Ich bin mir nicht sicher, ob das das Begehren ist, Kunst nach außen zu tragen. Ich glaube, es ist ein generelles Phänomen, dass vieles, was einmal Subkultur oder Underground war, von der Mode oder dem Zeitgeist absorbiert wird. Das kennt man von den langen Haaren, von Lederjacken, gewissen Bärten oder gewissen T-Shirts. Designer greifen diese Dinge gerne auf und es wird irgendwann populär. Diese Entwicklung hat in gewisser Weise auch Tattoos erfasst. Nimmt man etwa das 19. und 20. Jahrhundert her, war es ja tatsächlich so, dass in erster Linie Matrosen, Leute, die im Gefängnis waren oder Biker sich tätowieren ließen. Das hat einen gewissen Reiz: den Hauch des Verbotenen, sich am Rande der Gesellschaft zu bewegen.

Haben Tätowierungen etwas von ihrem ursprünglichen Reiz verloren, nachdem sie im Mainstream angekommen sind?

Ich glaube, wir befinden uns in einer Zeit, in der jeder möglichst individuell sein will, keiner will mit der Masse schwimmen. Es wird einem von den Medien ja auch aufoktroyiert. Man muss sich selbst finden, jeder muss seinen eigenen Stil entwickeln. Wir kaufen Kleidung nur für den Moment und sie muss aussagekräftig sein. So verhält es sich gewissermaßen auch mit Tattoos. Sie sind ein Zeichen für Nonkonformismus, für Protest, für Widerstand, für etwas, das mich selbst auch auszeichnet. Nur schwimmen wir jetzt alle mehr oder weniger mit und es ist ein Zeitgeistphänomen. Also das Nonkonformistische ist eigentlich das Konformistische geworden. Das Widerständige ist mehr oder weniger der Zeitgeist.

Ich glaube, jeder von uns hätte gerne etwas Individuelles an sich, das er zum Ausdruck bringen möchte. Etwas, das nur mich auszeichnet, etwas womit ich Charakter kommuniziere. Und das betrifft Kleidung gleichermaßen wie Musik und eben auch die Zeichen auf der Haut.

Welche Rolle spielt das Internet im Zusammenhang mit Tattookunst?

Ich glaube, dass das Internet bei Bildern an sich – ​und dazu sind auch Tattoos zu zählen – ​eine tragende Rolle spielt.

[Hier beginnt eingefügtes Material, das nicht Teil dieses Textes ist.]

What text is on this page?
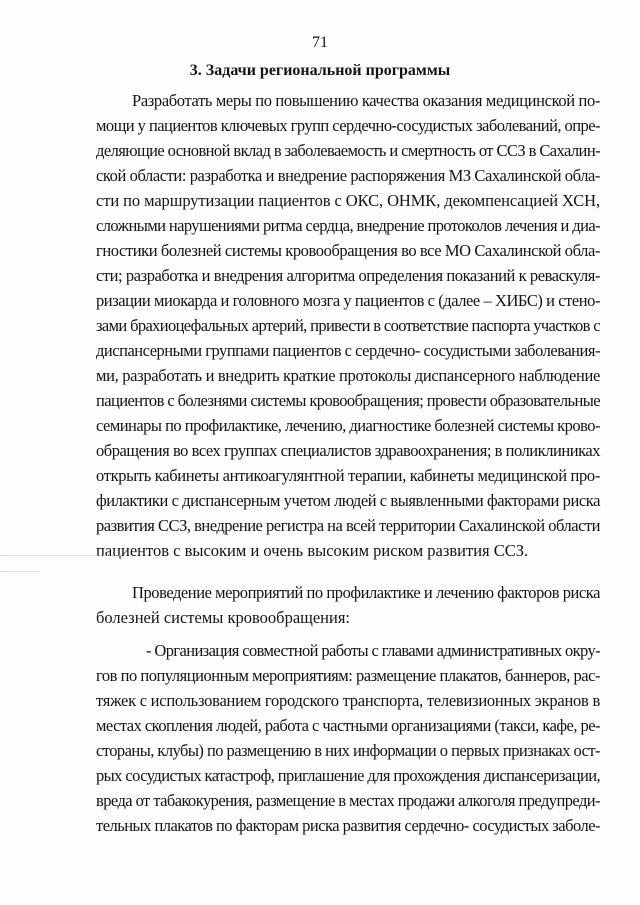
71
3. Задачи региональной программы
Разработать меры по повышению качества оказания медицинской по-
мощи у пациентов ключевых групп сердечно-сосудистых заболеваний, опре-
деляющие основной вклад в заболеваемость и смертность от ССЗ в Сахалин-
ской области: разработка и внедрение распоряжения МЗ Сахалинской обла-
сти по маршрутизации пациентов с ОКС, ОНМК, декомпенсацией ХСН,
сложными нарушениями ритма сердца, внедрение протоколов лечения и диа-
гностики болезней системы кровообращения во все МО Сахалинской обла-
сти; разработка и внедрения алгоритма определения показаний к реваскуля-
ризации миокарда и головного мозга у пациентов с (далее – ХИБС) и стено-
зами брахиоцефальных артерий, привести в соответствие паспорта участков с
диспансерными группами пациентов с сердечно- сосудистыми заболевания-
ми, разработать и внедрить краткие протоколы диспансерного наблюдение
пациентов с болезнями системы кровообращения; провести образовательные
семинары по профилактике, лечению, диагностике болезней системы крово-
обращения во всех группах специалистов здравоохранения; в поликлиниках
открыть кабинеты антикоагулянтной терапии, кабинеты медицинской про-
филактики с диспансерным учетом людей с выявленными факторами риска
развития ССЗ, внедрение регистра на всей территории Сахалинской области
пациентов с высоким и очень высоким риском развития ССЗ.
Проведение мероприятий по профилактике и лечению факторов риска
болезней системы кровообращения:
- Организация совместной работы с главами административных окру-
гов по популяционным мероприятиям: размещение плакатов, баннеров, рас-
тяжек с использованием городского транспорта, телевизионных экранов в
местах скопления людей, работа с частными организациями (такси, кафе, ре-
стораны, клубы) по размещению в них информации о первых признаках ост-
рых сосудистых катастроф, приглашение для прохождения диспансеризации,
вреда от табакокурения, размещение в местах продажи алкоголя предупреди-
тельных плакатов по факторам риска развития сердечно- сосудистых заболе-
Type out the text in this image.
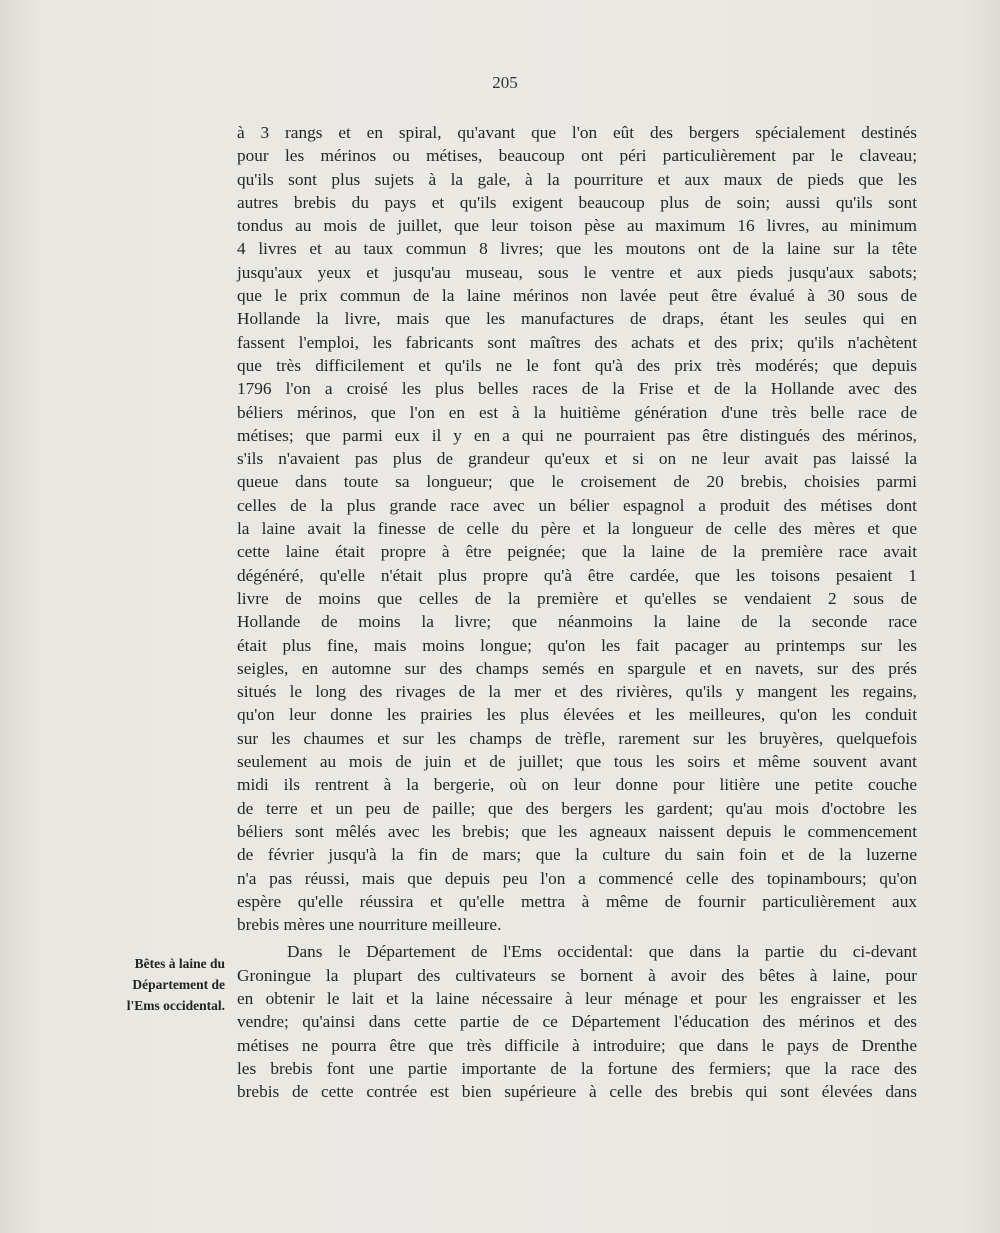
205
Bêtes à laine du
Département de
l'Ems occidental.
à 3 rangs et en spiral, qu'avant que l'on eût des bergers spécialement destinés
pour les mérinos ou métises, beaucoup ont péri particulièrement par le claveau;
qu'ils sont plus sujets à la gale, à la pourriture et aux maux de pieds que les
autres brebis du pays et qu'ils exigent beaucoup plus de soin; aussi qu'ils sont
tondus au mois de juillet, que leur toison pèse au maximum 16 livres, au minimum
4 livres et au taux commun 8 livres; que les moutons ont de la laine sur la tête
jusqu'aux yeux et jusqu'au museau, sous le ventre et aux pieds jusqu'aux sabots;
que le prix commun de la laine mérinos non lavée peut être évalué à 30 sous de
Hollande la livre, mais que les manufactures de draps, étant les seules qui en
fassent l'emploi, les fabricants sont maîtres des achats et des prix; qu'ils n'achètent
que très difficilement et qu'ils ne le font qu'à des prix très modérés; que depuis
1796 l'on a croisé les plus belles races de la Frise et de la Hollande avec des
béliers mérinos, que l'on en est à la huitième génération d'une très belle race de
métises; que parmi eux il y en a qui ne pourraient pas être distingués des mérinos,
s'ils n'avaient pas plus de grandeur qu'eux et si on ne leur avait pas laissé la
queue dans toute sa longueur; que le croisement de 20 brebis, choisies parmi
celles de la plus grande race avec un bélier espagnol a produit des métises dont
la laine avait la finesse de celle du père et la longueur de celle des mères et que
cette laine était propre à être peignée; que la laine de la première race avait
dégénéré, qu'elle n'était plus propre qu'à être cardée, que les toisons pesaient 1
livre de moins que celles de la première et qu'elles se vendaient 2 sous de
Hollande de moins la livre; que néanmoins la laine de la seconde race
était plus fine, mais moins longue; qu'on les fait pacager au printemps sur les
seigles, en automne sur des champs semés en spargule et en navets, sur des prés
situés le long des rivages de la mer et des rivières, qu'ils y mangent les regains,
qu'on leur donne les prairies les plus élevées et les meilleures, qu'on les conduit
sur les chaumes et sur les champs de trèfle, rarement sur les bruyères, quelquefois
seulement au mois de juin et de juillet; que tous les soirs et même souvent avant
midi ils rentrent à la bergerie, où on leur donne pour litière une petite couche
de terre et un peu de paille; que des bergers les gardent; qu'au mois d'octobre les
béliers sont mêlés avec les brebis; que les agneaux naissent depuis le commencement
de février jusqu'à la fin de mars; que la culture du sain foin et de la luzerne
n'a pas réussi, mais que depuis peu l'on a commencé celle des topinambours; qu'on
espère qu'elle réussira et qu'elle mettra à même de fournir particulièrement aux
brebis mères une nourriture meilleure.
Dans le Département de l'Ems occidental: que dans la partie du ci-devant
Groningue la plupart des cultivateurs se bornent à avoir des bêtes à laine, pour
en obtenir le lait et la laine nécessaire à leur ménage et pour les engraisser et les
vendre; qu'ainsi dans cette partie de ce Département l'éducation des mérinos et des
métises ne pourra être que très difficile à introduire; que dans le pays de Drenthe
les brebis font une partie importante de la fortune des fermiers; que la race des
brebis de cette contrée est bien supérieure à celle des brebis qui sont élevées dans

Bilder sind ein wesentlicher Faktor der Kommunikation geworden. Über WhatsApp oder Instagram schicken wir ja permanent Bilder hin und her.

Das Interessante ist die grenzenlose Verfügbarkeit von Bildern im Internet. Es durchmischen sich Bilder aus der Antike, aus der Renaissance, aus der Gegenwart, aus diversen Subkulturen, von unterschiedlichen Kontinenten und Kulturen und so weiter. Das findet alles auf einer Ebene statt, unabhängig von Epochen, es gibt keine Hierarchien mehr.

Diese Verfügbarkeit von Bildern aus allen Zeiten und Kulturen ist etwas ganz Faszinierendes. Das fließt sicher auch in die Tätowierungen ein. Es wird nicht mehr so ganz puristisch gedacht, Bilder und Stile werden aufgebrochen und gemixt.

Sind Sie persönlich tätowiert? Was ist Ihr Zugang zu Tattoos?

Ich wollte mich als Jugendlicher tätowieren lassen und hätte gerne eine Tattoo am Kopf gehabt. Ich nehme an, es wären Tribals geworden, die so von hinten nach vorne gewachsen wären. Damals hatte ich mich informiert und es hat geheißen, dass das in Österreich niemand machen würde. Und es wäre auch damit verbunden gewesen, dass mich meine Eltern aus der Wohnung geworfen hätten. Das wäre finanziell schwierig zu stemmen gewesen damals. Deshalb ist nichts daraus geworden. Und für mich war es ja eine Form von Subkultur und Identitätsstiftung. Das hat sich dann im Laufe der Zeit immer mehr aufgehoben und daher ist ein Tattoo für mich auch immer weniger wichtig geworden.